My girlfriend and I had a conversation last night. She described a cartoon picture she had seen on the Internet with an imaginary female in an uncomfortable (and unlikely) sexual position – one which, in real life, would be disturbing, if not appalling. She said that anyone who could derive any pleasure from such a picture was sick and wrong. This is where I opened my big mouth.
I don’t know how other people are, but I recognize a distinct line between fantasy and reality. Heck, I pretty much always know when I’m dreaming. I suppose I have a normal set of self-delusions or what have you, but for the most part I feel I have a fair grip on reality. I am not the kind of person who is going to watch Reservoir Dogs then go out and chop someone’s ear off.
I explained to my girlfriend that there are situations that, in real life, appall and sicken me.
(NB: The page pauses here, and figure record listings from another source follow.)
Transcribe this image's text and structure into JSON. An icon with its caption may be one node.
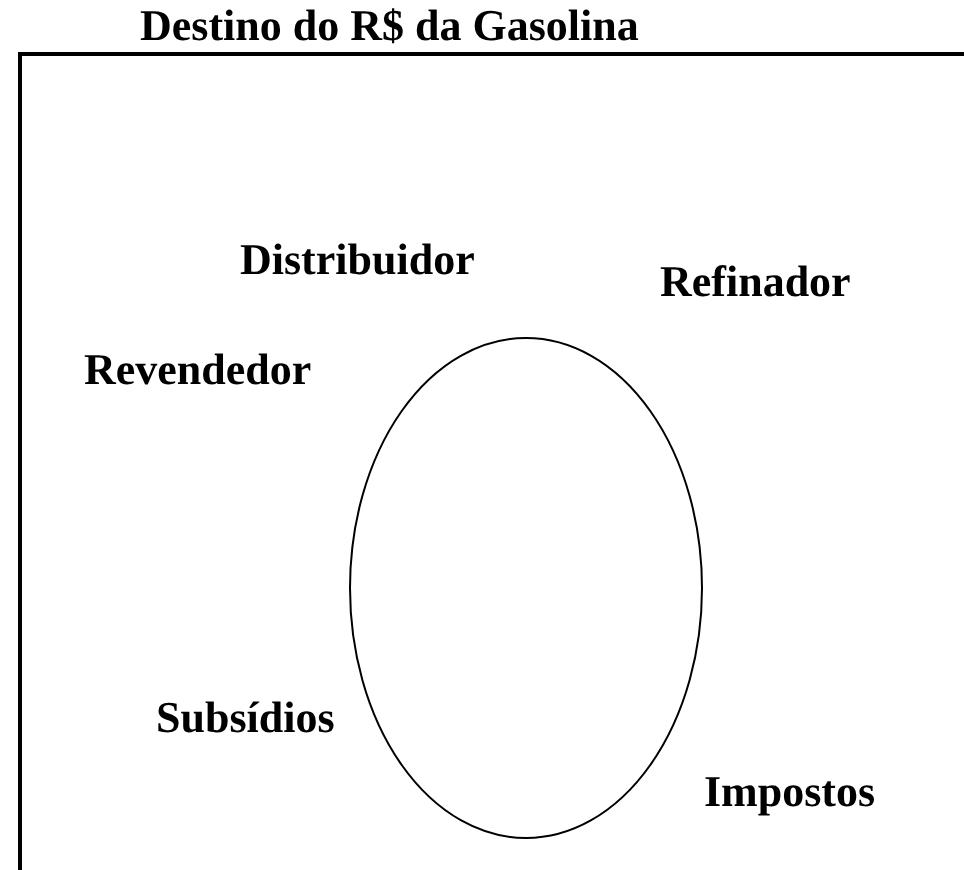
{
  "diagram": {
    "title": "Destino do R$ da Gasolina",
    "nodes": [
      {
        "text": [],
        "shape": "circle"
      }
    ],
    "labels": [
      "Distribuidor",
      "Refinador",
      "Revendedor",
      "Subsídios",
      "Impostos"
    ]
  }
}
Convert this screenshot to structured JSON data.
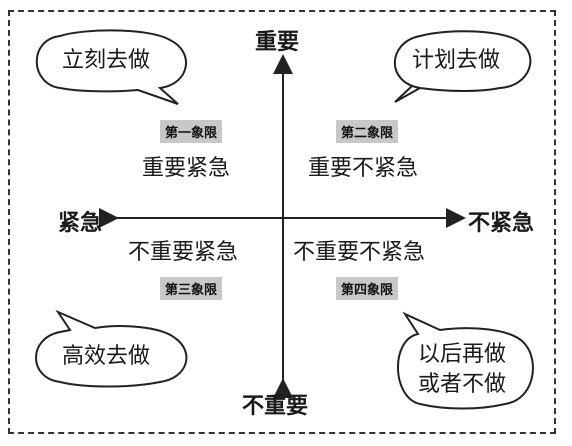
{
  "axes": {
    "top": "重要",
    "bottom": "不重要",
    "left": "紧急",
    "right": "不紧急"
  },
  "quadrants": {
    "q1": {
      "tag": "第一象限",
      "label": "重要紧急",
      "bubble": "立刻去做"
    },
    "q2": {
      "tag": "第二象限",
      "label": "重要不紧急",
      "bubble": "计划去做"
    },
    "q3": {
      "tag": "第三象限",
      "label": "不重要紧急",
      "bubble": "高效去做"
    },
    "q4": {
      "tag": "第四象限",
      "label": "不重要不紧急",
      "bubble_line1": "以后再做",
      "bubble_line2": "或者不做"
    }
  }
}
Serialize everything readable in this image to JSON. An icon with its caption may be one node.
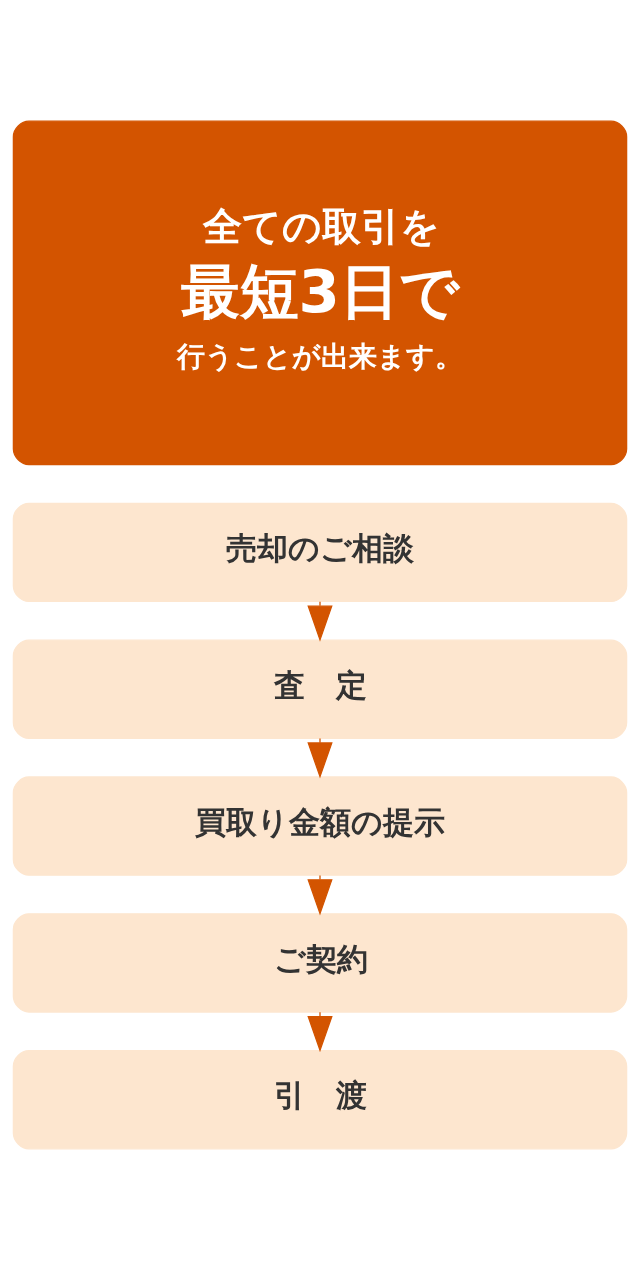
{
  "diagram": {
    "nodes": [
      {
        "text": [
          "全ての取引を",
          "最短3日で",
          "行うことが出来ます。"
        ]
      },
      {
        "text": [
          "売却のご相談"
        ]
      },
      {
        "text": [
          "査　定"
        ]
      },
      {
        "text": [
          "買取り金額の提示"
        ]
      },
      {
        "text": [
          "ご契約"
        ]
      },
      {
        "text": [
          "引　渡"
        ]
      }
    ],
    "edges": [
      {
        "from": 1,
        "to": 2,
        "arrow": "to"
      },
      {
        "from": 2,
        "to": 3,
        "arrow": "to"
      },
      {
        "from": 3,
        "to": 4,
        "arrow": "to"
      },
      {
        "from": 4,
        "to": 5,
        "arrow": "to"
      }
    ]
  }
}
I can barely watch the news because it is so depressing. I hate hearing about people getting hurt – in real life. In fiction or fantasy, I can take, and at times enjoy, the worst of the worst.
I have read a few works by the Marquis de Sade. Sade wrote some very disturbing stuff, dealing with incest, pedophilia, torture and rape. Sade may have been a sick individual, a sexual deviant who had no right to live free in society. (His contemporaries seemed to think so as he spent most of his adult life in prison and most of his work was destroyed). Does it then make me a sick individual if I enjoy his work? If I gain pleasure from reading about an act that, in real life, would sicken and appall me, am I a deviant?
I draw no distinction between sexual matters and violence when it comes to this. I know many people who will watch and enjoy an action or horror movie and get a thrill from the violence. Yet, on the other hand, if they see a bloody nose or broken finger in real life, they cringe. Is it that much different, that much worse, for someone to enjoy deviant and possibly disturbing sexuality in fiction and fantasy?
My girlfriend seems to think it is. She says that she can’t imagine enjoying anything in fantasy that she wouldn’t enjoy in real life. She was quite horrified to learn this side of me, as small and insignificant as I consider it.
What are your feelings on this? Does anyone else have fantasies that they would never live out, even if given the chance? Does anyone else read and enjoy fiction that, if it were a news report, would horrify you?
I ask you, honored members of the SDMB… am I a sick bastard?